Leak in your bathtub

Before you can repair the leak in your bathtub, you will first need to identify where the leak is coming from. Here’s a list to help make finding that leak easier. If you have had no experience at all, finding a leak all by yourself can be a never ending cat-and-mouse game. There are generally five different areas where a bathtub leak may occur.

  1. Faucet

Aged faucets are the most like cause of bathtub leaks and they can be easily fixed by replacing the washer and sealing the valve threads with plumber’s tape. Before you start unscrewing any faucets, make sure you have the water supply shut off or be prepared to face an unwanted waterfall in your bathroom. Also, always use the proper tools when dealing with faucets as some faucets can get easily damaged, especially if they are made out of PVC.

  1. Grout

This type of leak is not actually a leak. After a period of time, the tile grout where the shower stream hits and splashes shrinks around the tiles, causing water to rundown behind the tiles on the floor.

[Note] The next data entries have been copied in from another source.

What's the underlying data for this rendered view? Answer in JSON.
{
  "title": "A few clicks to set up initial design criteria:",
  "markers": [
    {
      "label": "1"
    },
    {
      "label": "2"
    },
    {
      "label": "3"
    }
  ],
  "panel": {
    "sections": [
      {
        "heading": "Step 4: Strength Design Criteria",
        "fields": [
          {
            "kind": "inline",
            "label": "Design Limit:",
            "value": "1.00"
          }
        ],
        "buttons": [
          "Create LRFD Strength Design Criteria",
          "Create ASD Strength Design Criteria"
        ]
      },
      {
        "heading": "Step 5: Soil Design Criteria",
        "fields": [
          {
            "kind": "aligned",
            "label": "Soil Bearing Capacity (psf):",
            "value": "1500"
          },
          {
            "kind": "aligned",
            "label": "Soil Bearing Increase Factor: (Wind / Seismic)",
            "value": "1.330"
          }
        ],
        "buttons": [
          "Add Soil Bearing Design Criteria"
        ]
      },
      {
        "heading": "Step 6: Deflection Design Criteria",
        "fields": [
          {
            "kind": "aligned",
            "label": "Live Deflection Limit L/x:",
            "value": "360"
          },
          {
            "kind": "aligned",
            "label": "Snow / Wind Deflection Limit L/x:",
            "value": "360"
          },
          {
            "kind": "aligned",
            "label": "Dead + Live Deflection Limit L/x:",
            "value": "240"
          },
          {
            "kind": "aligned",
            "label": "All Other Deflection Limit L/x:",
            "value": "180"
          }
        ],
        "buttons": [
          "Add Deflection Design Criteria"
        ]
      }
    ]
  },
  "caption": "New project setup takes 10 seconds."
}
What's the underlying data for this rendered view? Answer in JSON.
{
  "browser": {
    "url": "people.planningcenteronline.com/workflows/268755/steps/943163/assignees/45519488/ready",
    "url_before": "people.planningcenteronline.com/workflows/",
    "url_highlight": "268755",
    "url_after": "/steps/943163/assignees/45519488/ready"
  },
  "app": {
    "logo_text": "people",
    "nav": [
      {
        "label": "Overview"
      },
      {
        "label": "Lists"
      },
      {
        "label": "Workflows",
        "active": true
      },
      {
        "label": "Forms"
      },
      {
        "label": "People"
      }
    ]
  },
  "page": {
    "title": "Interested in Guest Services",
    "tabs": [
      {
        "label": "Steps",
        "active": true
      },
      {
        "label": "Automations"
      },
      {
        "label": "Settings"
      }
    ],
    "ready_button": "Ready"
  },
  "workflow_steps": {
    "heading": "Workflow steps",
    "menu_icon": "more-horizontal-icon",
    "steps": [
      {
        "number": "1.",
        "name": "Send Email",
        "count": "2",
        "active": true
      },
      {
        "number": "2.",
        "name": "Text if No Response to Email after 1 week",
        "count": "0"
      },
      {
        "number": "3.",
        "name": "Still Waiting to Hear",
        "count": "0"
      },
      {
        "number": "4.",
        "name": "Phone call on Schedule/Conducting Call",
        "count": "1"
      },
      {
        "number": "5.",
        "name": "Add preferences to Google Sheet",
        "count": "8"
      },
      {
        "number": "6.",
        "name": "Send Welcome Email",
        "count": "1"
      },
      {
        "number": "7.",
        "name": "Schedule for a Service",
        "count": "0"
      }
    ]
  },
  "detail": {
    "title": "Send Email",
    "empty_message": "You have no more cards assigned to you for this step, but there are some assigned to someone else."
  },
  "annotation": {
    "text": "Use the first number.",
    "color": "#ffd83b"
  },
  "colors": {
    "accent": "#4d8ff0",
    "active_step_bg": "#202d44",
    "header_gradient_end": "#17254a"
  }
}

All you need to do is to locate the area where the tile grout has shrunk and to re-grout the tile.

  1. Bathtub Body

For this kind of leaks, fill the tub up with water and turn off the taps. This leak is easily identifiable as there will usually be a reddish-brown rust stain along the crack. When this happens, it is time to replace your existing tub with a new one. However, not all reddish-brown stains indicate a crack in your bathtub body. When you notice such stains, fill the tub up with water as you would to identify whether or not it is a crack. It might just be a stubborn rust stain that you can easily remove with proper cleaning supplies.

  1. Overflow Pipe

You know when your overflow pipe is leaking when the ceiling directly beneath your bathtub starts getting mouldy. To overcome leaking overflow pipes, simply replace the bevelled rubber washer that can be found between the back of the bathtub and the overflow pipe.

  1. Drain

Drainage leaks usually result from outlet pipe clogs. You should first try to use chemical cleaners to unclog the pipe. If that does not work, try pouring a half-cup of baking soda followed by a half-cup of vinegar down the clogged drain. Wait for three hours and then try your drain again. Be prepared to clean up a very big mess created by the vinegar-baking soda combination.